Maestro Flávio: É… O ciúme pode ser emocional, mas o amor não arde em ciúme. Ou seja, o texto descreve qualidades negativas de coisas que não são o amor (o amor não é invejoso, o amor não se ufana, o amor não se ensoberbece, não se irrita…) e que muitas vezes são emocionais; e qualidades positivas (o amor é sofredor, é benigno, tudo sofre, tudo crê, tudo espera, tudo suporta) que caracterizam o verdadeiro amor e que não são emocionais, mas racionais, são decisões! Como é que eu posso explicar isso? O amor não se alegra da injustiça, se regozija com a verdade. O regozijo é emoção ou é razão? Pode ser emoção, mas para se regozijar com a verdade, você tem que conhecer a verdade e, portanto existe um mecanismo racional envolvido. Ou seja, mesmo a emoção, neste caso, está fundamentada na razão.

MSA: O que podemos dizer destes “auto-intitulados” ministros de música, que estão por aí, em todas as igrejas? Eles mesmos se elevam ao título de “ministros de música” e, para exercer esse ministério, cobram passagem, cobram vendas de CDs, cobram uma porção de coisas, com a justificativa de que isso é uma profissão, que vivem disso, que é esse o trabalho deles. Isso é válido? O ministério pode ter essa conotação? A música sacra tem esse papel também?

Maestro Flávio: Eu vou me reportar para o Templo. Os levitas trabalhavam no templo como ministros, na função de sacerdotes. Comiam dos sacrifícios levados pelo povo, das ofertas em grãos levados pelo povo por motivo das boas colheitas, dos dízimos do povo (Neemias 13:5; 10-12). Eles eram sacerdotes, indicados pelo próprio Deus, e participavam das coisas do templo.

Agora, será que, hoje em dia, algumas pessoas não estão, como Nadabe e Abiú, pondo fogo estranho no templo e achando que é fogo do Senhor? E se arrogando o direito de fazer negócios escusos na porta do templo – como Ofini e Finéias, filhos de Eli, que se prostituíam com as mulheres que iam ali oferecer sacrifício?

Será que isto que você mencionou não é uma maneira de se prostituir na porta do templo? Esses negócios na porta do templo não são como prostituição que adultera a adoração que Deus quer que seja feita a Ele? Essa venda não é preparada nas horas do sábado? Eu faço essas perguntas e deixo que Deus responda.

MSA: Para que possamos comparar o verdadeiro ministério de música com este ministério “auto-intitulado”, perguntamos: O que é (ou qual é) o verdadeiro ministério da música?

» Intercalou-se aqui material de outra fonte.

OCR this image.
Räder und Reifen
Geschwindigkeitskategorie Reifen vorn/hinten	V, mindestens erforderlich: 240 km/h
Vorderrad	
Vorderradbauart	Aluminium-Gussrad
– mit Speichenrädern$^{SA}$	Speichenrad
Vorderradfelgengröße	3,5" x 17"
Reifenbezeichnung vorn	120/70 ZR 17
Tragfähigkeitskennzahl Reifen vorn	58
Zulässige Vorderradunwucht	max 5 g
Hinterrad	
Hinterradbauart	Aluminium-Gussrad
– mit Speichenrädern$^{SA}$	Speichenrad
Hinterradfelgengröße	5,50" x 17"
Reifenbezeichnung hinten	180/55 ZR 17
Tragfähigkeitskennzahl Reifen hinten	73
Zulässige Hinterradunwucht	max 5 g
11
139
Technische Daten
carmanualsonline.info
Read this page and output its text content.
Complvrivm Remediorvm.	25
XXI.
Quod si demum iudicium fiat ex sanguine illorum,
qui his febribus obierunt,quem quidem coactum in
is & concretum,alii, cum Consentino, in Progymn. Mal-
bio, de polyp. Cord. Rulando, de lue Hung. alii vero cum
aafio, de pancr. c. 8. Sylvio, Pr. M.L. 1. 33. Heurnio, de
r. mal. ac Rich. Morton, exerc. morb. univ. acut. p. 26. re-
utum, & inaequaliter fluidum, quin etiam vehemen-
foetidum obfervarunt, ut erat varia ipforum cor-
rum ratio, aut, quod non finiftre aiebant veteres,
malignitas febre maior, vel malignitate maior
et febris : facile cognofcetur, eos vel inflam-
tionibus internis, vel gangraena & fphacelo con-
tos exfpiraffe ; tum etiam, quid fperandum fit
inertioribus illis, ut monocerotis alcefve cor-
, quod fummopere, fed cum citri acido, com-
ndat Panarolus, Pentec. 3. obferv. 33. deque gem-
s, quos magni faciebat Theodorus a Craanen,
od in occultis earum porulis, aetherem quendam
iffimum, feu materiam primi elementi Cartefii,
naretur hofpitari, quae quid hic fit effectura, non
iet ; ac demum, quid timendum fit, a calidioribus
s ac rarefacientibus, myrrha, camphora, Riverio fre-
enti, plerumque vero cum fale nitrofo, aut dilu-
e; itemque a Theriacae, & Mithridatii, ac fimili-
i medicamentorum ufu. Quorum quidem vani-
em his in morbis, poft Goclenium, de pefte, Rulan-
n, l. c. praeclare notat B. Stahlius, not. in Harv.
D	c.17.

Maestro Flávio: O verdadeiro ministro da música é chamado por Deus, e a Bíblia é bem clara: “A Lei e ao Testemunho! Se eles não falarem segundo esta palavra, nunca lhes raiará a alva!” (Isaías 8:20). Isso é claro! Toda vez que uma pessoa se arvora ministro de música e contende por coisas erradas da música, ele não é verdadeiro ministro da música. Como Jesus chamava esse tipo de pessoa? Ladrão e salteador, que vem para roubar.

MSA: O que o senhor quis dizer por “contende por coisas erradas da música”?

Maestro Flávio: Coisas erradas, como, por exemplo, vender produto do seu trabalho na porta da igreja depois do J.A. Fez toda a publicidade lá dentro e depois diz, mesmo que de forma implícita: “está aqui, agora você é obrigado a comprar”. Se a igreja não fica com 50 CDs e não paga a viagem deles, não vão cantar naquela igreja. Isso é negociar com as coisas santas, e isso é pecado!!! Para se apresentar na igreja você não pode cobrar nada… Não deve e não vai cobrar, porque a adoração a Deus é inegociável: não tem negócio, não tem barganha.

MSA: Ainda neste sentido, por que a ACASP [Associação Coral Adventista de São Paulo, regida pelo Pastor e Maestro Flávio A. Garcia] não grava CD? Por medo de ser confundida com esse tipo de ministério? Mas, por outro lado, a gravação não é uma forma de divulgar boa música? Se a ACASP faz boa música, não seria esta uma boa maneira de divulgá-la?

Maestro Flávio: Sim, você tem razão, seria bom se nós pudéssemos fazer um CD. Acontece que, para fazer um CD, dá um trabalho que leva praticamente um ano inteiro. É um projeto que pede muita dedicação e poucas apresentações do coral. É preciso trabalhar todo um semestre exclusivamente para o CD, sem nem pensar em sair para cantar nas igrejas. E eu, até agora, optei por cantar nas igrejas ao invés fazer o CD.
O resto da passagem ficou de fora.